In my opinion this claim was even more stupid than the original market research campaign. I suspect it was an excuse, based on the withdrawal of Perrier water from the shelves a little earlier, for the same reason. There is no doubt a grain of truth in the story in that practically every substance is carcinogenic in enough quantity. But I believe this was an excuse cooked up by marketing to make it appear the company was acting responsibly in the interests of consumers. This may well have seemed preferable to admitting that it was withdrawing Dasani because of its own marketing incompetence, not to mention its arrogance in thinking it could sell us tap water at a £1 a bottle.
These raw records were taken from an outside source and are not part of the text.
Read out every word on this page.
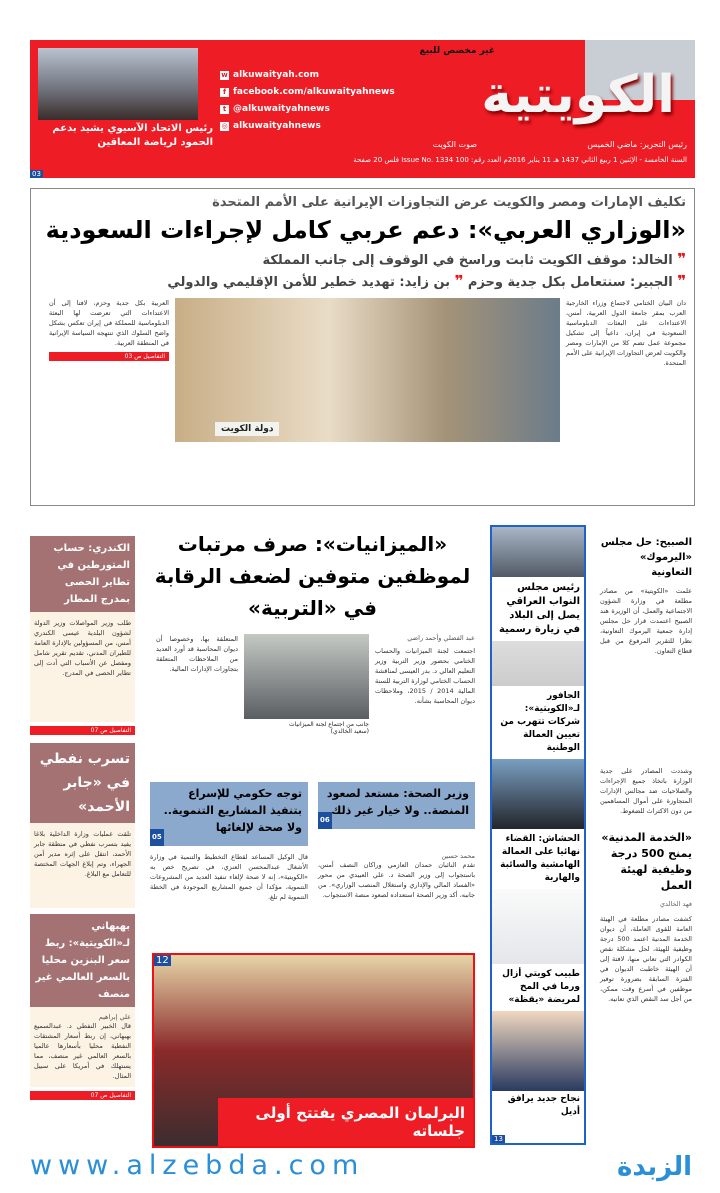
الكويتية
غير مخصص للبيع
صوت الكويت	رئيس التحرير: ماضي الخميس
السنة الخامسة - الإثنين 1 ربيع الثاني 1437 هـ 11 يناير 2016م العدد رقم: Issue No. 1334 100 فلس 20 صفحة
w alkuwaityah.com
f facebook.com/alkuwaityahnews
t @alkuwaityahnews
◎ alkuwaityahnews
رئيس الاتحاد الآسيوي يشيد بدعم الحمود لرياضة المعاقين
03
تكليف الإمارات ومصر والكويت عرض التجاوزات الإيرانية على الأمم المتحدة
«الوزاري العربي»: دعم عربي كامل لإجراءات السعودية
❞ الخالد: موقف الكويت ثابت وراسخ في الوقوف إلى جانب المملكة
❞ الجبير: سنتعامل بكل جدية وحزم ❞ بن زايد: تهديد خطير للأمن الإقليمي والدولي
دان البيان الختامي لاجتماع وزراء الخارجية العرب بمقر جامعة الدول العربية، أمس، الاعتداءات على البعثات الدبلوماسية السعودية في إيران، داعياً إلى تشكيل مجموعة عمل تضم كلا من الإمارات ومصر والكويت لعرض التجاوزات الإيرانية على الأمم المتحدة.
دولة الكويت
العربية بكل جدية وحزم، لافتا إلى أن الاعتداءات التي تعرضت لها البعثة الدبلوماسية للمملكة في إيران تعكس بشكل واضح السلوك الذي تنتهجه السياسة الإيرانية في المنطقة العربية.
التفاصيل ص 03
الصبيح: حل مجلس «اليرموك» التعاونية
علمت «الكويتية» من مصادر مطلعة في وزارة الشؤون الاجتماعية والعمل، أن الوزيرة هند الصبيح اعتمدت قرار حل مجلس إدارة جمعية اليرموك التعاونية، نظرا للتقرير المرفوع من قبل قطاع التعاون.
وشددت المصادر على جدية الوزارة باتخاذ جميع الإجراءات والصلاحيات ضد مجالس الإدارات المتجاوزة على أموال المساهمين من دون الاكتراث للضغوط.
«الخدمة المدنية» يمنح 500 درجة وظيفية لهيئة العمل
فهد الخالدي
كشفت مصادر مطلعة في الهيئة العامة للقوى العاملة، أن ديوان الخدمة المدنية اعتمد 500 درجة وظيفية للهيئة، لحل مشكلة نقص الكوادر التي تعاني منها، لافتة إلى أن الهيئة خاطبت الديوان في الفترة السابقة بضرورة توفير موظفين في أسرع وقت ممكن، من أجل سد النقص الذي تعانيه.
رئيس مجلس النواب العراقي يصل إلى البلاد في زيارة رسمية
الجافور لـ«الكويتية»: شركات تتهرب من تعيين العمالة الوطنية
الحشاش: القضاء نهائيا على العمالة الهامشية والسائبة والهاربة
طبيب كويتي أزال ورما في المخ لمريضة «يقظة»
نجاح جديد يرافق أديل
13
«الميزانيات»: صرف مرتبات لموظفين متوفين لضعف الرقابة في «التربية»
عبد الفضلي وأحمد راضي
اجتمعت لجنة الميزانيات والحساب الختامي بحضور وزير التربية وزير التعليم العالي د. بدر العيسى لمناقشة الحساب الختامي لوزارة التربية للسنة المالية 2014 / 2015، وملاحظات ديوان المحاسبة بشأنه.
جانب من اجتماع لجنة الميزانيات
(سعيد الخالدي)
المتعلقة بها، وخصوصا أن ديوان المحاسبة قد أورد العديد من الملاحظات المتعلقة بتجاوزات الإدارات المالية.
وزير الصحة: مستعد لصعود المنصة.. ولا خيار غير ذلك
06
توجه حكومي للإسراع بتنفيذ المشاريع التنموية.. ولا صحة لإلغائها
05
محمد حسين
تقدم النائبان حمدان العازمي وراكان النصف أمس، باستجواب إلى وزير الصحة د. علي العبيدي من محور «الفساد المالي والإداري واستغلال المنصب الوزاري». من جانبه، أكد وزير الصحة استعداده لصعود منصة الاستجواب.
قال الوكيل المساعد لقطاع التخطيط والتنمية في وزارة الأشغال عبدالمحسن العنزي، في تصريح خص به «الكويتية»، إنه لا صحة لإلغاء تنفيذ العديد من المشروعات التنموية، مؤكدا أن جميع المشاريع الموجودة في الخطة التنموية لم تلغ.
12
البرلمان المصري يفتتح أولى جلساته
الكندري: حساب المتورطين في تطاير الحصى بمدرج المطار
طلب وزير المواصلات وزير الدولة لشؤون البلدية عيسى الكندري أمس، من المسؤولين بالإدارة العامة للطيران المدني، تقديم تقرير شامل ومفصل عن الأسباب التي أدت إلى تطاير الحصى في المدرج.
التفاصيل ص 07
تسرب نفطي في «جابر الأحمد»
تلقت عمليات وزارة الداخلية بلاغا يفيد بتسرب نفطي في منطقة جابر الأحمد، انتقل على إثره مدير أمن الجهراء، وتم إبلاغ الجهات المختصة للتعامل مع البلاغ.
بهبهاني لـ«الكويتية»: ربط سعر البنزين محليا بالسعر العالمي غير منصف
علي إبراهيم
قال الخبير النفطي د. عبدالسميع بهبهاني، إن ربط أسعار المشتقات النفطية محليا بأسعارها عالميا بالسعر العالمي غير منصف، مما يستهلك في أمريكا على سبيل المثال.
التفاصيل ص 07
www.alzebda.com	الزبدة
There are some very useful PR lessons to be learned from Coke’s handling of Dasani water.

If you are going to survey your potential market with a study to gauge demand for a new product, make sure the questions are framed and asked by outsiders who have no axe to grind.

By all means reinvent and update your existing products to extend market penetration, but don’t assume that what has always worked in the past must necessarily work in today’s market, or what works in your region will work abroad.

If you have a weakness in your product, don’t imagine you can compensate for it by PR methods — you can be sure that your competitors will shop you to the media. In Dasani’s case, the company overlooked some obvious and simple factors that became obstacles later on. Chief among these was the fact that the word ‘pure’ has a legal definition in Britain in relation to food and drink; it means with nothing added and nothing taken away.

Yet Dasani was filtering the tap water to remove what it described as ‘impurities’ and was adding what it claimed were ‘essential’ salts. These acts alone meant it could no longer use the word ‘pure’ on its product. That the world’s largest drinks manufacturer did not know this defies all comprehension.